The U.S. Department of Labor announces another drop in unemployment insurance claims last week.

In the week ending October 16, the advance figure for seasonally adjusted initial claims was 290,000, a decrease of 6,000 from the previous week’s revised level. This is the lowest level for initial claims since March 14, 2020 when it was 256,000. The previous week’s level was revised up by 3,000 from 293,000 to 296,000. The 4-week moving average was 319,750, a decrease of 15,250 from the previous week’s revised average. This is the lowest level for this average since March 14, 2020 when it was 225,500. The previous week’s average was revised up by 750 from 334,250 to 335,000.

In The Seattle Times, Paul Roberts reports that claims in our state similarly declined. 

New unemployment claims in Washington dropped last week amid a broad national decline in jobless claims.

Washingtonians filed 4,784 new, or “initial,” claims for unemployment benefits last week, a nearly 8% decrease from the prior week, according to data posted Thursday by the state Employment Security Department. 

New claims in Washington fell even faster than they did nationally: Across the U.S., initial claims declined 2.1% last week, to 290,000, the fewest since the pandemic started last year, the Labor Department reported Thursday.  

CNBC explains that one cause for the decline is the termination of extended benefits.

Weekly jobless claims hit another pandemic-era low last week as the elimination of enhanced benefits sent fewer people to the unemployment line.

It’s not unalloyed good news, as the pandemic has shaken up some standard thinking.

U.S. companies are suffering through a stifling labor shortage that saw a record 4.3 million workers leave their jobs in August.
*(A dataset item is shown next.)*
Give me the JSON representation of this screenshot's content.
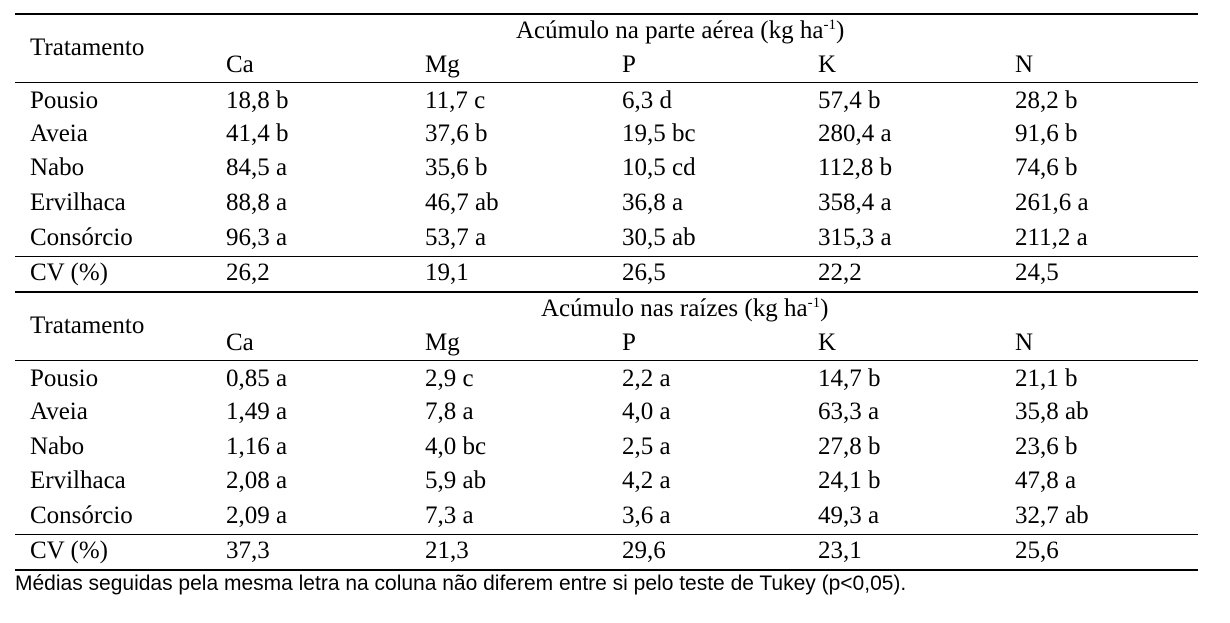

In normal times, an elevated level of quits is often seen as a sign of worker confidence. However, in the current situation they are seen as more evidence of a dearth of workers that is making it difficult for the economy to stage a full recovery.

In its most recent survey of national economic conditions, the Federal Reserve found employment growth “dampened by a low supply of workers.” The Fed’s “Beige Book” report further said retail, hospitality and manufacturing firms had to cut hours or production because of a lack of workers.

Companies also reported “higher turnover, as workers left for other jobs or retired,” while Covid-related factors such as child care and health fears also contributed to problems. The report further noted that business owners are increasing wages, benefits and bonuses as they struggle to attract and retain workers.

Job opportunities are there, as are the incentives to return to work. Still, too many workers remain sidelined.